According to Commissioners Whitney and Pollock, from Beaver and Garfield counties, respectively, this was ceased and leaves the biggest pocket of high quality coal, 62 million tons, in the United States untouched. This would have amounted to over 1,000 jobs. This has been a big economic hurt to these areas and the entire state. Escalante High School was declared in an economic state of emergency as it dropped from 142 students in 1996 to 51 in 2016.

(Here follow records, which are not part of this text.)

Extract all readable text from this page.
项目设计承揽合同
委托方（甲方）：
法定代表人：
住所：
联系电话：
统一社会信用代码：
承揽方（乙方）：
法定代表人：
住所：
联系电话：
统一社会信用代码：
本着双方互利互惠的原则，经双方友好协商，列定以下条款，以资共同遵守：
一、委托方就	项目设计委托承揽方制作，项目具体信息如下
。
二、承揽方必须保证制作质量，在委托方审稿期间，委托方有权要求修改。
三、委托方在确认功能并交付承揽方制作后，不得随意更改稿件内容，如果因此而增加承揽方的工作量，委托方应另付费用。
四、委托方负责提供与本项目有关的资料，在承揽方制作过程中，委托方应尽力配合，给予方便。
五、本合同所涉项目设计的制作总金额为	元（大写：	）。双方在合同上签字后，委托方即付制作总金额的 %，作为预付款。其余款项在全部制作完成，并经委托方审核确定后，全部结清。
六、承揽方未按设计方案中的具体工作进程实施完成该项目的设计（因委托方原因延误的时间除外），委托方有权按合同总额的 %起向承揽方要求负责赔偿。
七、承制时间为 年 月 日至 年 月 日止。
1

Many feel that the Antiquities Act has been used inappropriately, that it was designed to protect much smaller parcels of land and are calling for litigation or at least legislation to take away power from just one stroke of a pen that affects millions. Utah Attorney General Sean Reyes told reporters on Jan. 2 that Utah plans to file a lawsuit. Alaska and Wyoming have legislated to protect their states from these designations and many lawmakers feel that this is the direction to take. They state that there is now a two-year window of opportunity with a new congress and new administration to protect lands for future generations.